En février, les présidents du Groupe des cinq, également connu sous le nom de G5 Sahel (Burkina Faso, Tchad, Mali, Mauritanie et Niger) se sont engagés à renforcer la formation militaire conjointe, le partage de  renseignements et l'infrastructure logistique, ainsi qu'à former une force militaire conjointe contre le terrorisme et le trafic de drogue.

Dans certains pays, dont le Burkina Faso et le Sénégal, les officiers militaires tentent d'améliorer les relations avec les civils.

Les civils prennent également des initiatives pour contrer l'idéologie djihadiste. À Dori et Gorom-Gorom dans le grand nord du Burkina Faso, une association civile islamo-chrétienne organise régulièrement des dialogues interreligieux.

Toutefois, pour que ces efforts progressent vraiment, les gouvernements de la région doivent trouver d'autres moyens de  toucher  leurs propres citoyens, soutient Ahmedou Ould-Abdallah, président du Centre des stratégies pour  la sécurité au Sahel-Sahara, dont le siège est situé en Mauritanie.

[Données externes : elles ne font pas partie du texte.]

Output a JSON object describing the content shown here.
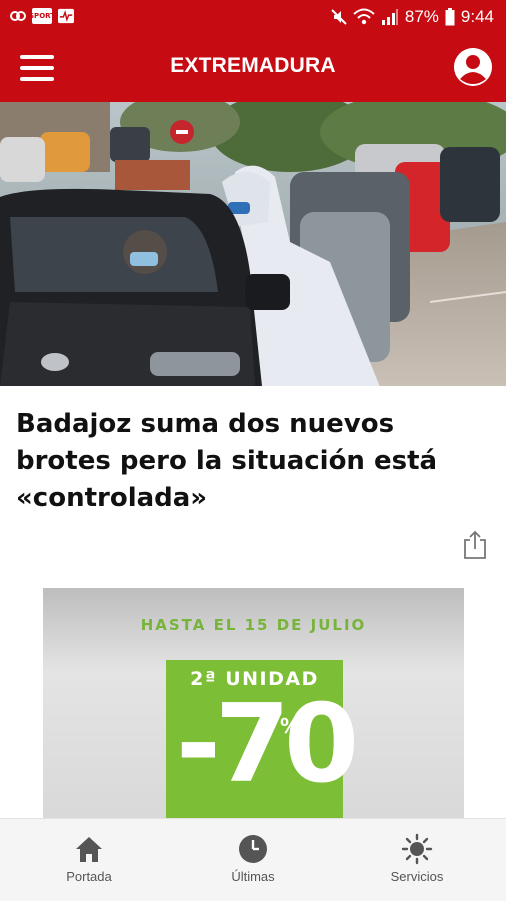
{
  "status_bar": {
    "battery": "87%",
    "time": "9:44",
    "app_icon_text": "SPORT"
  },
  "app_bar": {
    "title": "EXTREMADURA"
  },
  "article": {
    "headline": "Badajoz suma dos nuevos brotes pero la situación está «controlada»"
  },
  "ad": {
    "top_text": "HASTA EL 15 DE JULIO",
    "unit_text": "2ª UNIDAD",
    "discount": "-70",
    "percent": "%"
  },
  "bottom_nav": {
    "items": [
      {
        "label": "Portada",
        "icon": "home-icon"
      },
      {
        "label": "Últimas",
        "icon": "clock-icon"
      },
      {
        "label": "Servicios",
        "icon": "sun-icon"
      }
    ]
  },
  "colors": {
    "brand": "#c60b13",
    "ad_green": "#7cbe35"
  }
}
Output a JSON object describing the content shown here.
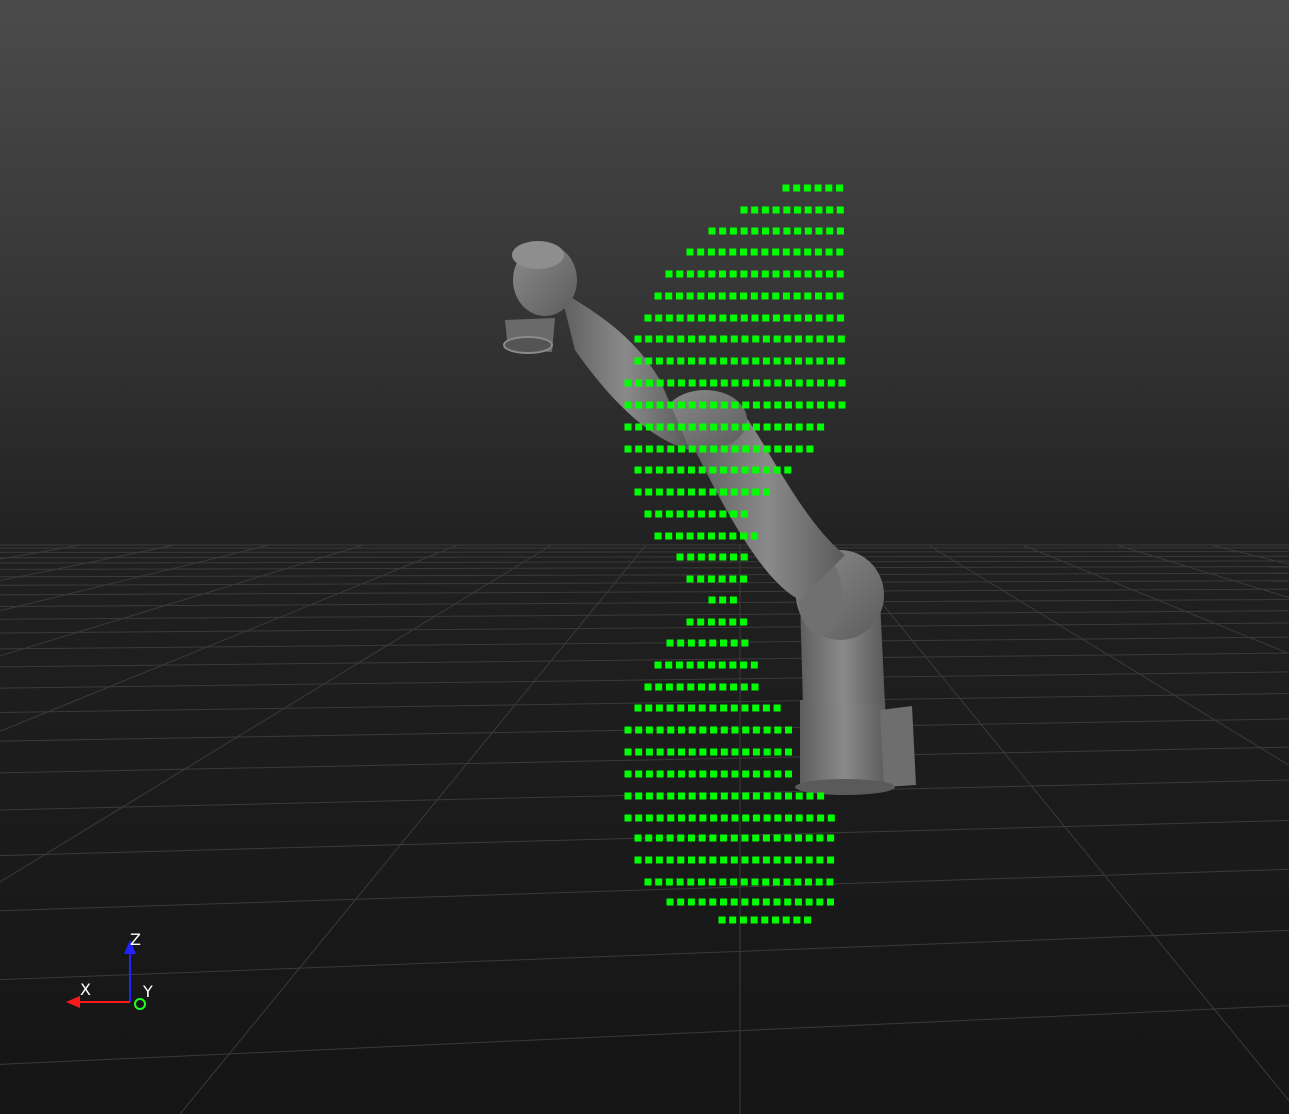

Ils doivent tenir compte de « la demande populaire pour une meilleure gestion des économies africaines et des droits politiques », indique M. Ould-Abdallah, ancien représentant du Secrétaire général de l'ONU pour la Somalie, ajoutant « que demander  une meilleure gouvernance…moins de corruption, plus d'inclusion sociale, une meilleure professionnalisation de  forces de sécurité  moins tribalisées, ainsi que de bonnes politiques frontalières, tout cela contribuera à mieux combattre l'extrémisme violent ».